Some predict that as many as 33 million autonomous vehicles could be plying the world’s roads by 2040.
But for that to come true, the driverless cars, trucks, and buses of the future will have to be safe.
An innovative company in Taiwan is addressing this massive technological challenge. It is using one form of AI to teach other AI systems how to “see” where vehicles are going and what is around them as they travel.
Paul Shieh, Founder and CEO of Linker Networks, says his company is now working with global auto manufacturers that are trying to create AI systems that can drive vehicles with flawless image recognition functionality. To attain that, the systems use machine learning to recognize millions of digital images of other objects, including other vehicles, roads, signs, pedestrians, and a myriad of other features and objects.
To do that, images of all these things must first be identified and labeled.
Shieh explains, “At present, many companies are finding it difficult to hire thousands of workers that want to manually do this image work. It is labor-intensive and time-consuming. Moreover, each worker must maintain unrelenting focus on the task, leaving open the possibility of natural human error. A single mistake is all it takes to affect a dataset’s quality and drag down the overall performance, and therefore the safety level, of a model.”

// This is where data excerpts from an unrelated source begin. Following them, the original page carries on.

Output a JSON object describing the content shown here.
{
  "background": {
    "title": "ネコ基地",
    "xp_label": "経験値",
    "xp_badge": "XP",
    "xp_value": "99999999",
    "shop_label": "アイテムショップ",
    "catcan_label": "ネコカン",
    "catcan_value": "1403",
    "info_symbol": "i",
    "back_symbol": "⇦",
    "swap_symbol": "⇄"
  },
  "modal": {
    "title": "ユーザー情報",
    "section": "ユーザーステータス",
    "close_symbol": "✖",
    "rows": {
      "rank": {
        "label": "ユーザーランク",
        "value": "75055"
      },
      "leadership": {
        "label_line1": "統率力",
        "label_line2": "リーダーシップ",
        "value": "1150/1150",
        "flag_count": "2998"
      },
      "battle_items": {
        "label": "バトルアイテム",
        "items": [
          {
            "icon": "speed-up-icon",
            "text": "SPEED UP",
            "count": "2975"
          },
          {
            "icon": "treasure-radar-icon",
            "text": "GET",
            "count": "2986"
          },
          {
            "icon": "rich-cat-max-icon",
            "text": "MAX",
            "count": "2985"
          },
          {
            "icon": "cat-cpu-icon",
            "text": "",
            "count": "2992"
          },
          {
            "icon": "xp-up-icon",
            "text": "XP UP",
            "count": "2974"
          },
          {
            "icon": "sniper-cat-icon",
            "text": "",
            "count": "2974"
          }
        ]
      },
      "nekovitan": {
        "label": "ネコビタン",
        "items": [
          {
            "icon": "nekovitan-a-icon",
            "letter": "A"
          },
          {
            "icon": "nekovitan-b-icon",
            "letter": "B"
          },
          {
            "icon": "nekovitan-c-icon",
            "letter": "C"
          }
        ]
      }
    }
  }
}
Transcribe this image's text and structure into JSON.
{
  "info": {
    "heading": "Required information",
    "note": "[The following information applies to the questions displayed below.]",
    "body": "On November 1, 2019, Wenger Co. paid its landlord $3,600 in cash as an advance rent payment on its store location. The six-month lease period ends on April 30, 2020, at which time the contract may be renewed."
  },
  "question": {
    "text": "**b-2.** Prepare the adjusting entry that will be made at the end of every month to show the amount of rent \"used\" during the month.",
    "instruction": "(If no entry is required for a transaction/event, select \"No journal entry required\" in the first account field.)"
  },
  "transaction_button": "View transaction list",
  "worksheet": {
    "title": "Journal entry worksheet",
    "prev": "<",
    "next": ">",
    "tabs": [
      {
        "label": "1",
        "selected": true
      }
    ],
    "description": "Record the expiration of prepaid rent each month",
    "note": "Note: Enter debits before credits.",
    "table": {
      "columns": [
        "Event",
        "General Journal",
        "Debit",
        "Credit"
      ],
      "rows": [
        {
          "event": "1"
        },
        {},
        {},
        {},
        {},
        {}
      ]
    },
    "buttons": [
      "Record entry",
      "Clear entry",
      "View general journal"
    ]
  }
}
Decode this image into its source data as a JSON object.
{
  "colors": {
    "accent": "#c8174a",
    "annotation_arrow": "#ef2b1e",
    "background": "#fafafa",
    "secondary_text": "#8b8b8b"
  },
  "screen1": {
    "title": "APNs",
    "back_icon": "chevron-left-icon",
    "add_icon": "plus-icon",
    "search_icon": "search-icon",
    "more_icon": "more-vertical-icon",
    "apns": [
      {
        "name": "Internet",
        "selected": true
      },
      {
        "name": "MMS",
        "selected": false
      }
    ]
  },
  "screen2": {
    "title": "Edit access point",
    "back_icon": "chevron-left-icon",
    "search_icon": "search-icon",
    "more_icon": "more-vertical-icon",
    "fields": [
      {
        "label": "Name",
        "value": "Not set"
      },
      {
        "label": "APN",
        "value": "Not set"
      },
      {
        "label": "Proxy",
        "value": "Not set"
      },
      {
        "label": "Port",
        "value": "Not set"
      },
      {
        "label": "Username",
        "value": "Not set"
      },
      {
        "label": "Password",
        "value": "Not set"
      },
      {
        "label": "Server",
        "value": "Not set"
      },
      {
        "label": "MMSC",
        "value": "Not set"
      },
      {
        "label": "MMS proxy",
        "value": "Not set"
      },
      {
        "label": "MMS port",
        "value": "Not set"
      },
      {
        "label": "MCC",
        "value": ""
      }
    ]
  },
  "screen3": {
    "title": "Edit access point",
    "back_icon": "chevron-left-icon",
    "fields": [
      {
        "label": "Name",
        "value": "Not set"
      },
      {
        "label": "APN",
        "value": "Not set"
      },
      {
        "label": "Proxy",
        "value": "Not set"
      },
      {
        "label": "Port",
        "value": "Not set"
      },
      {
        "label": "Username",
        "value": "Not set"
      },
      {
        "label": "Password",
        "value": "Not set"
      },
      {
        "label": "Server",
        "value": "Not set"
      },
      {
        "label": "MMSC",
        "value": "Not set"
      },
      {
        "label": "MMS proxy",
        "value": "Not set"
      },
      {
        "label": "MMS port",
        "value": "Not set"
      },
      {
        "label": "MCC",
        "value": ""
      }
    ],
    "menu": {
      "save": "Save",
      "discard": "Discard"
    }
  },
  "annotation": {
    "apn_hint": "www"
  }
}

As an example, Shieh says labeling a single car takes a worker up to 30 seconds to complete – placing the duration needed for a thousand workers to process larger quantities of images, say 100 million, at more than a year.
But imagine being able to label all that data in a single click. That is the promise of auto-labeling – Linker Networks’ latest AI venture.
Inventing the fast track
Using a pre-trained model to label digital images, the system recognizes objects using transfer learning technology – a method that lets machines apply existing knowledge to various similar scenarios. For example, systems trained to recognize cars can apply the same algorithm to recognize other vehicles, like buses or trucks.
“If you input an image with about a hundred cars in it and hit the auto-label button, most of them will be auto-labeled in just a few seconds with very high accuracy,” Shieh says. “That saves a lot of time and improves image recognition quality.”
Accuracy rates have also increased. At the same time, manual inspections and corrections are still carried out, to ensure close to 100 percent data accuracy.
The process allows millions of images to be labeled in less than a day, which is a 70 percent reduction in time compared to manual labeling. The company is also seeing cost savings of more than 60 percent.
Shieh shares, “Linker’s auto-labeling model uses Microsoft Azure Machine service to reduce costs, boost productivity and improve accuracy by enabling customers to handpick images to auto-label and store.”
Employees that used to do manual labelling have been upskilled to do quality control of the auto labelling algorithms, also known as machine teaching. The AI model seeks to gain knowledge from people rather than extracting knowledge from data alone. With people guiding the AI systems to learn the things that they already know, the job requires critical thinking and fewer repetitive and monotonous tasks.
“Linker’s data scientists are able to focus on developing the AI and let Azure take care of scaling their AI training jobs,” Shieh explained.
Other possibilities
Ultimately with AI, the company’s goal is for auto manufacturers to build smarter, safer vehicles. With auto labelling technology, Linker Networks envisions safe self-driving capability in the near future.
Besides autonomous driving, auto-labelling can be used in factories to detect product defects, identify theft at retail stores and profile vehicles to strengthen security. Shieh said, “the auto-labeling system allows us to take advantage of all the benefits of AI, empowering humans to do what they do best, while improving efficiency and safety.”